Para o cenário regional
- A linha de frente sul do Líbano torna‑se um “espaço de tensão permanente”, onde pequenas escaramuças têm potencial de deflagrar crises maiores.
- Autoridades internacionais e missões de paz, como a UNIFIL, veem sua autoridade e utilidade questionadas quando violações prosperam.
- A situação contribui para o ambiente de instabilidade no Levante, afetando não só Líbano e Israel, mas Síria, Irã, e atores externos (EUA, UE) empenhados na contenção.
Possíveis cenários adiante
- Escalada controlada: O Líbano reforça suas posições, Israel intensifica ataques de precisão, o Hezbollah responde com foguetes ou ataques pontuais — nenhum grande conflito, mas tensões elevadas.
- Confronto direto: Um incidente maior (como morte de vários soldados ou civis) leva a retaliação significativa — o Hezbollah lança ataques expressivos em Israel, convocando resposta militar em grande escala.
- Recompromisso diplomático: Pressões internacionais (das Nações Unidas, França, Alemanha, EUA) forçam as partes a retomar negociações para rever o acordo de trégua, aumentar a presença do LAF/UNIFIL no sul, e exigir a retirada israelense dos cinco “pontos” identificados.
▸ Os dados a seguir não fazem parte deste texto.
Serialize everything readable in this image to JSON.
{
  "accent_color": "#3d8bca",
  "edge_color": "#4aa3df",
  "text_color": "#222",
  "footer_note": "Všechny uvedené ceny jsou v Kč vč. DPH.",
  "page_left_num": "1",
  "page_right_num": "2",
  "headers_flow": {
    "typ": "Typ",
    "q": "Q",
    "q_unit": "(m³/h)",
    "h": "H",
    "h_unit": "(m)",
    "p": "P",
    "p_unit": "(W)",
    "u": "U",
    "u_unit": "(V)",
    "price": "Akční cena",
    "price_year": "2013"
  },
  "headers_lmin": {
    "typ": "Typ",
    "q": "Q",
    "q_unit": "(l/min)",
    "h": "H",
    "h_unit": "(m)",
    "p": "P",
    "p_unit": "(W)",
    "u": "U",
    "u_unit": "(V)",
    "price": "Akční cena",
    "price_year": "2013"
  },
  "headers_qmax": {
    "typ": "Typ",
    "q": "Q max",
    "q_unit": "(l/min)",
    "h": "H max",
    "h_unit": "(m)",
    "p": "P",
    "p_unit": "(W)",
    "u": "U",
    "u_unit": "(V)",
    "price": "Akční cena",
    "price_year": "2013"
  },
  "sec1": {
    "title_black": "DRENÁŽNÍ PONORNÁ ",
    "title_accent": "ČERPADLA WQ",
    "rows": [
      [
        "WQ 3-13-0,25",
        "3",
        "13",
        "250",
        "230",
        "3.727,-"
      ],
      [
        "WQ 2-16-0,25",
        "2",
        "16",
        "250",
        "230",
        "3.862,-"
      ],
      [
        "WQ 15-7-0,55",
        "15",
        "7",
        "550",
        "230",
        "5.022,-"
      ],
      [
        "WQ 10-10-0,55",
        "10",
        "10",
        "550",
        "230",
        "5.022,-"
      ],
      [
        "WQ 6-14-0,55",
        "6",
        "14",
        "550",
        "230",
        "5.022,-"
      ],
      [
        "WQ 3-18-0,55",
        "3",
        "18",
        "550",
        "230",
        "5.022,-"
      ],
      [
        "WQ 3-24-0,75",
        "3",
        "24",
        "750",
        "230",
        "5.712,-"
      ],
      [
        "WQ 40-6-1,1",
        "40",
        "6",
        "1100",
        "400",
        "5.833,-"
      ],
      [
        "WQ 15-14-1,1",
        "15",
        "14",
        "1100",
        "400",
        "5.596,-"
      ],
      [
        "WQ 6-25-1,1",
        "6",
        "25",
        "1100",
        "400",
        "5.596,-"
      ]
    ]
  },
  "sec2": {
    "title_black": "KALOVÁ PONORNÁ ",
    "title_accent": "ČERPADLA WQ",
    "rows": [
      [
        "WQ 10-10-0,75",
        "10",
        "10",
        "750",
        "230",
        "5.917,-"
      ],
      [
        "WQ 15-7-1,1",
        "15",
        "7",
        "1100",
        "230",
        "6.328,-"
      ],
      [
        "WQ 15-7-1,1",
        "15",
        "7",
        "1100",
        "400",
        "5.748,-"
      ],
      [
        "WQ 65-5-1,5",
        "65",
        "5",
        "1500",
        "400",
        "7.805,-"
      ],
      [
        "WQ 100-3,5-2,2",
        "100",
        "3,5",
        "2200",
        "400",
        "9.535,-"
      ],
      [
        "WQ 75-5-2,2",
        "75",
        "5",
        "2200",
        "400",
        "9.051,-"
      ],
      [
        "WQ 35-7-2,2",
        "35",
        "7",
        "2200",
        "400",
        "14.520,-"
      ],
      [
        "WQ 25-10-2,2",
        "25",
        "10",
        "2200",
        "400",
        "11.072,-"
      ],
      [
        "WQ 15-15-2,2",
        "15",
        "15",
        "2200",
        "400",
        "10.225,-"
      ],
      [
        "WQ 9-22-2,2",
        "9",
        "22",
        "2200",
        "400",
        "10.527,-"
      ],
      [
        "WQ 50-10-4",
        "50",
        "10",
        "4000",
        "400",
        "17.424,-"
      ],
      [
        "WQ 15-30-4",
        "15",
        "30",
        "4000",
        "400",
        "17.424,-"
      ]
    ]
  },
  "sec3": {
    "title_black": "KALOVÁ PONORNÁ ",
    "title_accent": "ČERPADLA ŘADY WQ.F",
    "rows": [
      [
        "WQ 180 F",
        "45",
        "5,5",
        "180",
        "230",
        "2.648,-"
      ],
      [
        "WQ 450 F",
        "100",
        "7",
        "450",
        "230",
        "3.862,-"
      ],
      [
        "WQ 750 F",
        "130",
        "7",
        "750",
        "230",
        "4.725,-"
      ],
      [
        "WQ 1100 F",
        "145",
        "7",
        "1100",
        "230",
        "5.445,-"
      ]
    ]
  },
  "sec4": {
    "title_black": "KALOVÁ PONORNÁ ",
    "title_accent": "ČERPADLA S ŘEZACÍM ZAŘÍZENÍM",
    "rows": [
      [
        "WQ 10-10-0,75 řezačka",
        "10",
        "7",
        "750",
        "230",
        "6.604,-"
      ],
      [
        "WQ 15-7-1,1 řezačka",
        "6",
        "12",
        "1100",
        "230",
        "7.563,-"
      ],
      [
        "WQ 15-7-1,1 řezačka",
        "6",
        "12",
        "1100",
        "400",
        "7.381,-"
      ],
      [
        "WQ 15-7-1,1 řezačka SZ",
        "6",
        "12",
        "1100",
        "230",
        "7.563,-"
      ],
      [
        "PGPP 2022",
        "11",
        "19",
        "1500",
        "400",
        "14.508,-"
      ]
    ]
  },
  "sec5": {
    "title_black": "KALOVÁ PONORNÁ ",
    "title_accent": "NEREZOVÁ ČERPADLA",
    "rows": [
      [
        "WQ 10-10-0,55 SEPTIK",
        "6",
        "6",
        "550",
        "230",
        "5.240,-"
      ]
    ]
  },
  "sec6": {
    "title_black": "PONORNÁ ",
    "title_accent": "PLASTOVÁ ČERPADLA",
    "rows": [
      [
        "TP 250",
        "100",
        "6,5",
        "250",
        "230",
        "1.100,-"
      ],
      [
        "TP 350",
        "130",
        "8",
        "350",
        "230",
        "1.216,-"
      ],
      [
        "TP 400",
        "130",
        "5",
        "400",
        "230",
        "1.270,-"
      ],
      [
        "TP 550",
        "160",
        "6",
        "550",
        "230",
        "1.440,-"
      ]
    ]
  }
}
- Congelamento do status quo: Manutenção do impasse: pequenas violações contínuas, nenhum ataque maciço, mas ausência de reconstrução e retorno à normalidade no sul do Líbano.
Conclusão
O ataque à municipalidade de Blida e a morte de Ibrahim Salameh saem como um símbolo da vulnerabilidade contínua do sul do Líbano — uma zona que, apesar da trégua de 2024, permanece em grande parte militarizada, sujeita a violações e com o Estado libanês fragilizado. A ordem do presidente libanês para que o exército “confronte” futuras incursões marca um ponto de inflexão: o Líbano formalmente abandona o papel de observador passivo, mas a prevenção de escalada dependerá de muitos fatores — vontade política, capacidade militar, controle interno do Hezbollah e o comportamento de Israel. Para analistas de geopolítica, este episódio reforça a conclusão de que a paz entre Israel e Líbano continua frágil — não em guerra aberta, mas distante de estabilidade real.